I know the UK is catching up but I really feel like frugality and sustainability is woven into the fabric of daily life here. And there’s no going back from that. My favourite recycling project I’ve spotted so far? Chair lifts repurposed as picnic tables in Willingen. Aren’t they fun?

Sunday in Germany: Day of Rest

I used to treat Sunday much like any other day. I might be off work, but I’d still be shopping, or off to Ikea or the gym. Sunday is different for me now- slower, restful.

The fact that Sunday is a quiet day in Germany has roots in the German constitution, under which Sunday is declared a day of rest. Additionally, the Ladenschlussgesetz or ‘shop closing law’ that used to forbid Sunday trading has only been very lightly relaxed, meaning it’s more likely that something will be closed on Sunday than open.
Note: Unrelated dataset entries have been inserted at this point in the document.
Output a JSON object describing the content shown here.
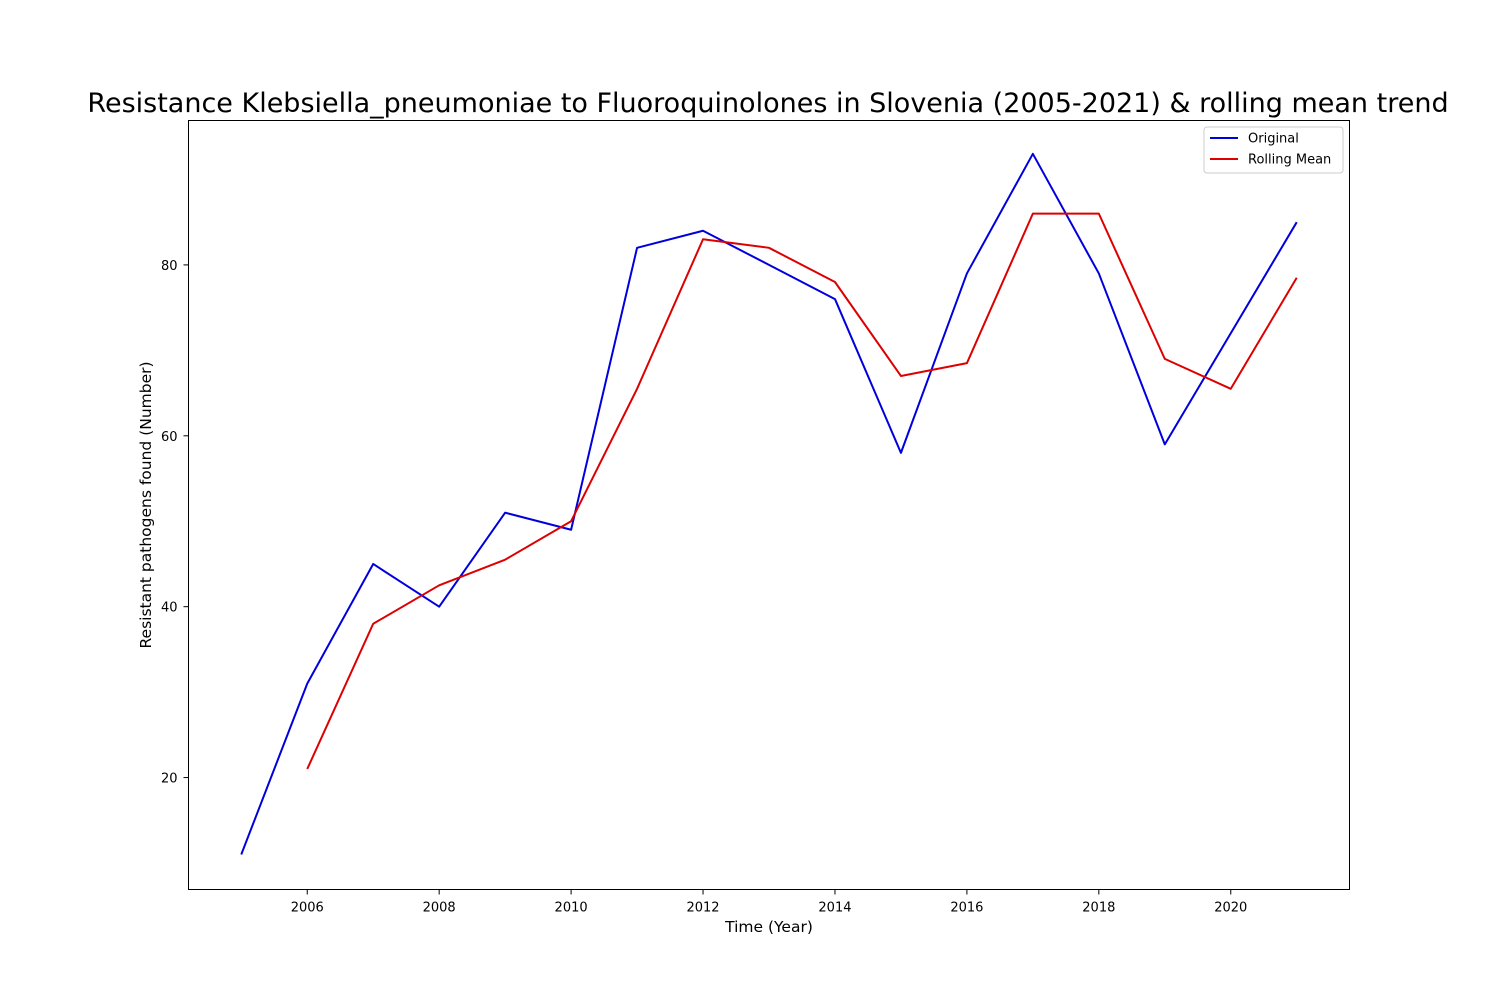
{
  "chart_data": {
    "type": "line",
    "title": "Resistance Klebsiella_pneumoniae to Fluoroquinolones in Slovenia (2005-2021) & rolling mean trend",
    "xlabel": "Time (Year)",
    "ylabel": "Resistant pathogens found (Number)",
    "x": [
      2005,
      2006,
      2007,
      2008,
      2009,
      2010,
      2011,
      2012,
      2013,
      2014,
      2015,
      2016,
      2017,
      2018,
      2019,
      2020,
      2021
    ],
    "xlim": [
      2004.2,
      2021.8
    ],
    "ylim": [
      6.9,
      96.9
    ],
    "xticks": [
      2006,
      2008,
      2010,
      2012,
      2014,
      2016,
      2018,
      2020
    ],
    "yticks": [
      20,
      40,
      60,
      80
    ],
    "grid": false,
    "legend_position": "upper right",
    "series": [
      {
        "name": "Original",
        "color": "#0000dd",
        "values": [
          11,
          31,
          45,
          40,
          51,
          49,
          82,
          84,
          80,
          76,
          58,
          79,
          93,
          79,
          59,
          72,
          85
        ]
      },
      {
        "name": "Rolling Mean",
        "color": "#dd0000",
        "values": [
          null,
          21,
          38,
          42.5,
          45.5,
          50,
          65.5,
          83,
          82,
          78,
          67,
          68.5,
          86,
          86,
          69,
          65.5,
          78.5
        ]
      }
    ]
  }
}
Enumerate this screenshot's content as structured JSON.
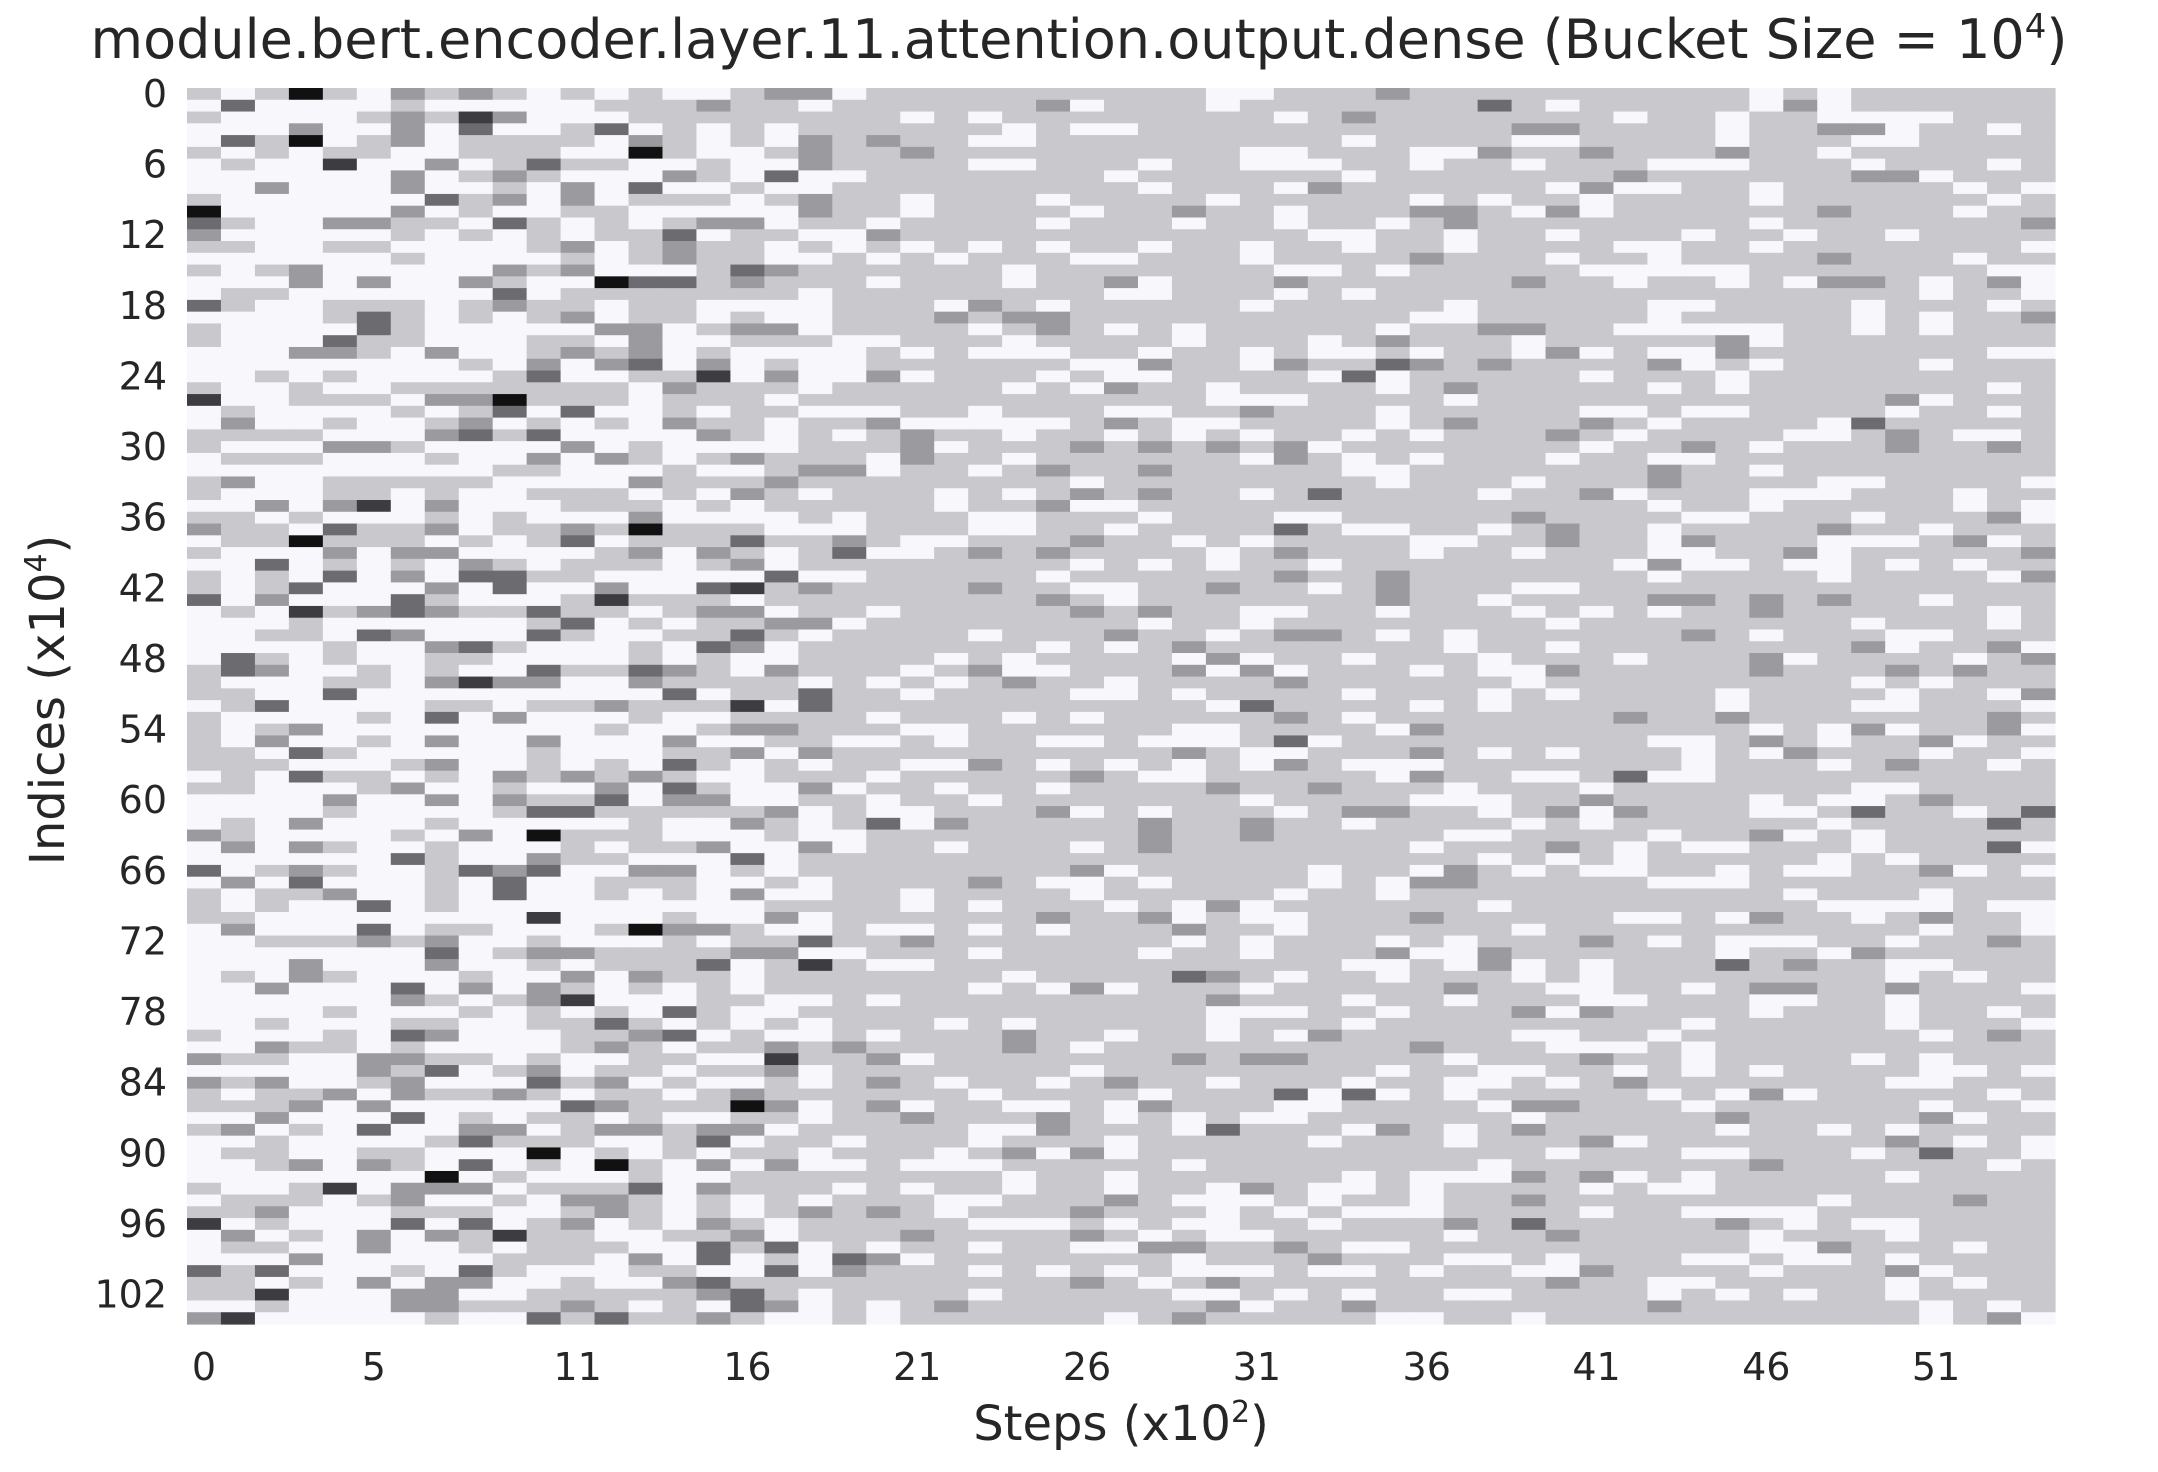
{
  "chart_data": {
    "type": "heatmap",
    "title": "module.bert.encoder.layer.11.attention.output.dense (Bucket Size = 10",
    "title_superscript": "4",
    "title_close": ")",
    "xlabel": "Steps (x10",
    "xlabel_superscript": "2",
    "xlabel_close": ")",
    "ylabel": "Indices (x10",
    "ylabel_superscript": "4",
    "ylabel_close": ")",
    "x_range": [
      0,
      55
    ],
    "y_range": [
      0,
      105
    ],
    "x_ticks": [
      0,
      5,
      11,
      16,
      21,
      26,
      31,
      36,
      41,
      46,
      51
    ],
    "y_ticks": [
      0,
      6,
      12,
      18,
      24,
      30,
      36,
      42,
      48,
      54,
      60,
      66,
      72,
      78,
      84,
      90,
      96,
      102
    ],
    "value_levels": [
      0,
      1,
      2,
      3,
      4,
      5
    ],
    "level_colors": [
      "#f8f8fc",
      "#c9c8cd",
      "#9b9a9e",
      "#6c6b6f",
      "#3d3c40",
      "#111111"
    ],
    "colorbar": false,
    "grid": false,
    "note_pattern": "left columns (steps 0-18) mostly light with sparse dark cells; right columns mostly mid-gray"
  }
}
Photo by javier gonzalez on

Additionally, many of my German neighbours still observe Ruhezeit, or quiet time, which is generally from about 22.00- 07.00 Monday to Saturday, and all day Sunday and public or religious holidays.

Sunday now means slow living and family time. Typically it’ll involve a lazy morning followed by a walk or maybe a sauna and a swim. Grab a coffee or ice cream on the way home and sit down later to a big family meal. And I wouldn’t dream of doing anything that might disturb the neighbours like cutting the grass or taking glass to the communal recycling bins.

The Germans work hard, but they relax hard too. Sunday is the day to just be.

If your looking for a way to relax this Sunday you might enjoy some of my other posts about Germany, why not have a look at Bad Lippspringe & Barbarians, 10 Things to Do with Kids in Germany and 6 Things You Shouldn’t Miss in Hannover

Until next time

Helen x

8 thoughts

  1. All of these points are so true! And you don’t notice yourself changing until you visit home! Great post! The lazy Sundays are the best 🙂

    1. Hi Jenny, change really does just creep up on you! Thankyou so much for taking time to read and comment, it means the world to me 😊

      1. My pleasure 🙂 I really enjoyed reading your post, particularly as I can relate completely! Look forward to reading more 🙂

  2. It’s actually pretty good that the culture in Germany is helping you develop some useful skills like being a ninja. Haha. <3 I get what you mean by that, sometimes I feel like it's awkward when I'm still in line fixing my groceries and the cashier is already dealing with the next customer.

  3. Christina says:

    I was a high school exchange student in Germany years ago (lets not discuss how many). So many of your points reminded me of my transition. I learned to ask for “baby water” since I hate sparking water. Visiting large cities on Sunday, always made me feel strange. They were empty and it never felt right. But, in the end I loved Germany and have manage to go back to visit a few times over the years. I would move back in an instant if the opportunity arose.

    1. ThingsHelenLoves says:

      Baby water makes me smile! Germany converted me to sparkling water but I remember being offered water in hospital when I had my son and being completely confused by the selection. Almost everyone I know who has lived in Germany says the same; settling was a process but then it is forever in your heart. Where in Germany did you go? Sounds like such a great adventure for a young student!